Yeni komutana destek

Hukukun üstünlüğüne dayanmayan rejim demokrasi olamaz.
Yargıyı iktidarın kontrol ettiği bir devleti “ileri demokrasi” diye adlandırmak, insan aklına hakaret derecesinde bir aldatmacadır.

Bu kafayla biz AB kalitesinde demokrasiye hiçbir zaman ulaşamayız.

Çünkü Batı toplumları önce bağımsız yargıyı kurdu, parlamenter rejimlerini onun üstünde yükseltti.

AKP iktidarı ucuz atlatılan krizin ışığında yeni bir gündem belirlemelidir.

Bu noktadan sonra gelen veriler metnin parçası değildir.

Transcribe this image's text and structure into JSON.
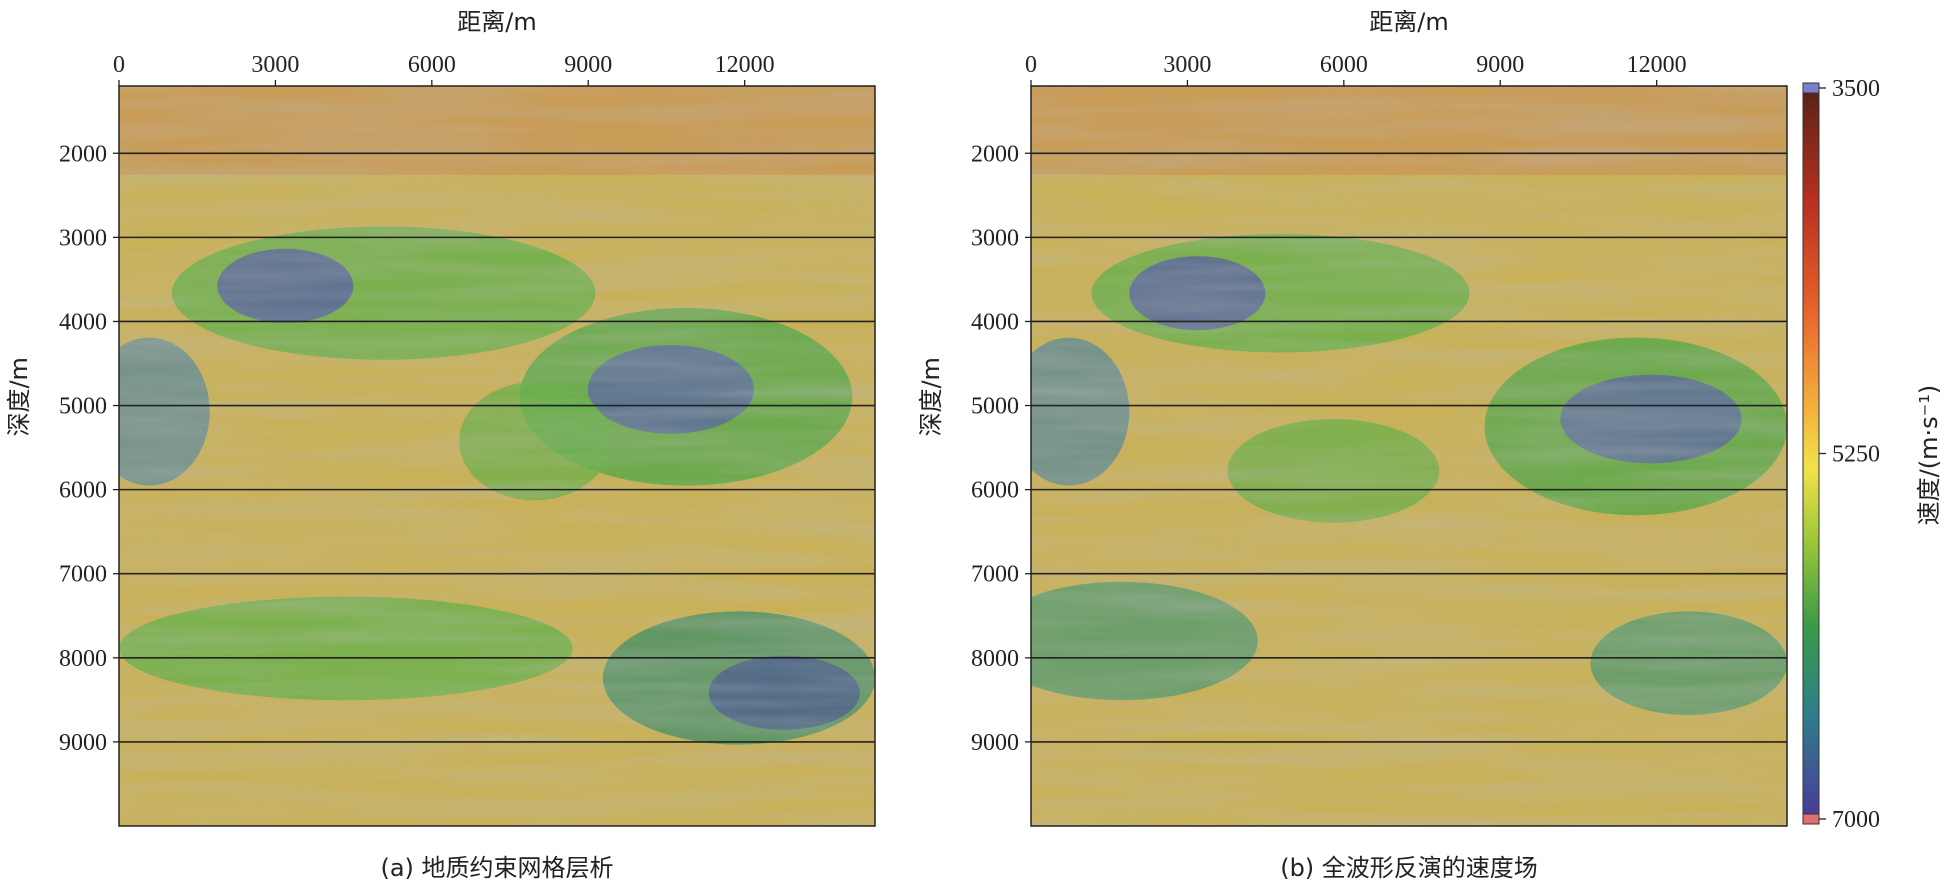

Öncelikle yeni Genelkurmay Başkanı’nın devraldığı yargı ile ilgili sorunlar, onun bu alanda mesai harcamaya başlamasını beklemeden çözülmelidir.

İktidar sonra da bağımsız yargı olmadan demokrasi olmayacağını fark edip yeni anayasayı yaparken yargıyı tekrar düzenlemek gerektiğine itiraz etmemelidir. Yaşadığımız tecrübe yeter.

Bir dostum Aziz Nesin’den bir alıntı gönderdi. Şöyle diyor:

“Bir gün bu memleketin yanağına öpücük, başucuna bir not bırakıp gideceğim:

Öyle güzel uyuyordun ki, uyandırmaya kıyamadım!”

Uyanma vakti çoktan geldi, geçiyor.

Ve keşke halktan önce yönetenlerimiz uyansa!